Паоло Тарзис догонял товарища, пролетал на расстоянии голоса от него, и, попавши в вихрь от его винта, закачался, зашатался, и, свернув в сторону, скользнул с быстротой нетопыря, устремился вниз на манер тетеревятника, взмыл почти отвесно, как утка, дав солнечным лучам скользнуть по крыльям с их сплетениями, обогнул сигнальный шест так близко, что чуть не задел крылом за колыхавшееся на верхушке пламя. Он кинул товарищу сигнальный возглас, к которому оба привыкли во время экскурсий на охоте, на бивуаках.

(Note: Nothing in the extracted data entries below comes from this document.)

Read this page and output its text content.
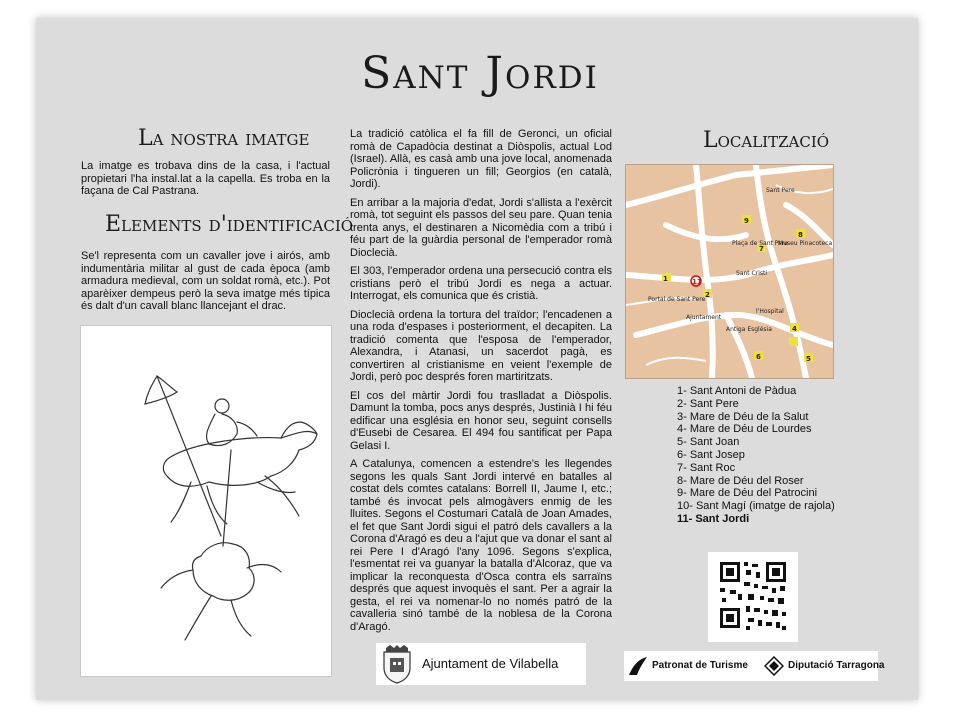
Sant Jordi
La nostra imatge
La imatge es trobava dins de la casa, i l'actual propietari l'ha instal.lat a la capella. Es troba en la façana de Cal Pastrana.
Elements d'identificació
Se'l representa com un cavaller jove i airós, amb indumentària militar al gust de cada època (amb armadura medieval, com un soldat romà, etc.). Pot aparèixer dempeus però la seva imatge més típica és dalt d'un cavall blanc llancejant el drac.

La tradició catòlica el fa fill de Geronci, un oficial romà de Capadòcia destinat a Diòspolis, actual Lod (Israel). Allà, es casà amb una jove local, anomenada Policrònia i tingueren un fill; Georgios (en català, Jordi).

En arribar a la majoria d'edat, Jordi s'allista a l'exèrcit romà, tot seguint els passos del seu pare. Quan tenia trenta anys, el destinaren a Nicomèdia com a tribú i féu part de la guàrdia personal de l'emperador romà Dioclecià.

El 303, l'emperador ordena una persecució contra els cristians però el tribú Jordi es nega a actuar. Interrogat, els comunica que és cristià.

Dioclecià ordena la tortura del traïdor; l'encadenen a una roda d'espases i posteriorment, el decapiten. La tradició comenta que l'esposa de l'emperador, Alexandra, i Atanasi, un sacerdot pagà, es convertiren al cristianisme en veient l'exemple de Jordi, però poc després foren martiritzats.

El cos del màrtir Jordi fou traslladat a Diòspolis. Damunt la tomba, pocs anys després, Justinià I hi féu edificar una església en honor seu, seguint consells d'Eusebi de Cesarea. El 494 fou santificat per Papa Gelasi I.

A Catalunya, comencen a estendre's les llegendes segons les quals Sant Jordi intervé en batalles al costat dels comtes catalans: Borrell II, Jaume I, etc.; també és invocat pels almogàvers enmig de les lluites. Segons el Costumari Català de Joan Amades, el fet que Sant Jordi sigui el patró dels cavallers a la Corona d'Aragó es deu a l'ajut que va donar el sant al rei Pere I d'Aragó l'any 1096. Segons s'explica, l'esmentat rei va guanyar la batalla d'Alcoraz, que va implicar la reconquesta d'Osca contra els sarraïns després que aquest invoquès el sant. Per a agrair la gesta, el rei va nomenar-lo no només patró de la cavalleria sinó també de la noblesa de la Corona d'Aragó.

Localització
1
2
4
5
6
7
8
9
11
Sant Pere
Museu Pinacoteca
Plaça de Sant Pere
Sant Cristi
Portal de Sant Pere
Ajuntament
l'Hospital
Antiga Església
1- Sant Antoni de Pàdua
2- Sant Pere
3- Mare de Déu de la Salut
4- Mare de Déu de Lourdes
5- Sant Joan
6- Sant Josep
7- Sant Roc
8- Mare de Déu del Roser
9- Mare de Déu del Patrocini
10- Sant Magí (imatge de rajola)
11- Sant Jordi
Ajuntament de Vilabella	Patronat de Turisme	Diputació Tarragona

Долетел ли тот до него или нет, он не знал. Может быть, его ответ был заглушен шумом машины?
-- "Ардея"!
Толпа повторяла этот крик, все больше и больше опьяняясь очаровательной и грозной игрой, этим состязанием в изяществе и смелости, этими веселыми вызовами, которыми обменивались два воздухоплавателя одинаковой силы. Вот они показались оба в голубом полукруглом заливе между кучами облаков, преследуя друг друга, как пара аистов, парящих в воздухе на своих длинных прямолинейных крыльях перед постройкой своего гнезда; затем затерялись, слившись с белым простором облаков. Тут, возбужденные их примером, кинулись вслед за ними другие, поднялись на воздух, полетели друг за другом. Под всеми навесами зашумело, закрутилось, стенки раздулись от ветра, как жилище Эола. Машины выносились на арену, рвались из мускулистых рук, наконец, подхватываемые могучим винтом, одна за другой пускались завоевывать великолепное небо: одни желтые, как иволги, другие розовые, как фламинго, третьи серые, как цапли. Снимались с места, как лесные птицы, кружили, как хищные, скользили по воздуху, как голенастые. Шумом полета издали напоминали то хлопанье голубей, то звон лебедей, то шквал орла. Все силы мечты вздымались в сердцах земных, взиравших на Вознесение Человека. Великая душа перешагнула через столетие, ускорила течение времени, углубила взор в грядущее, освятила новый век. Небо стало для нее третьим царством, завоеванным не титанической работой земли, но порабощенной искрой разума.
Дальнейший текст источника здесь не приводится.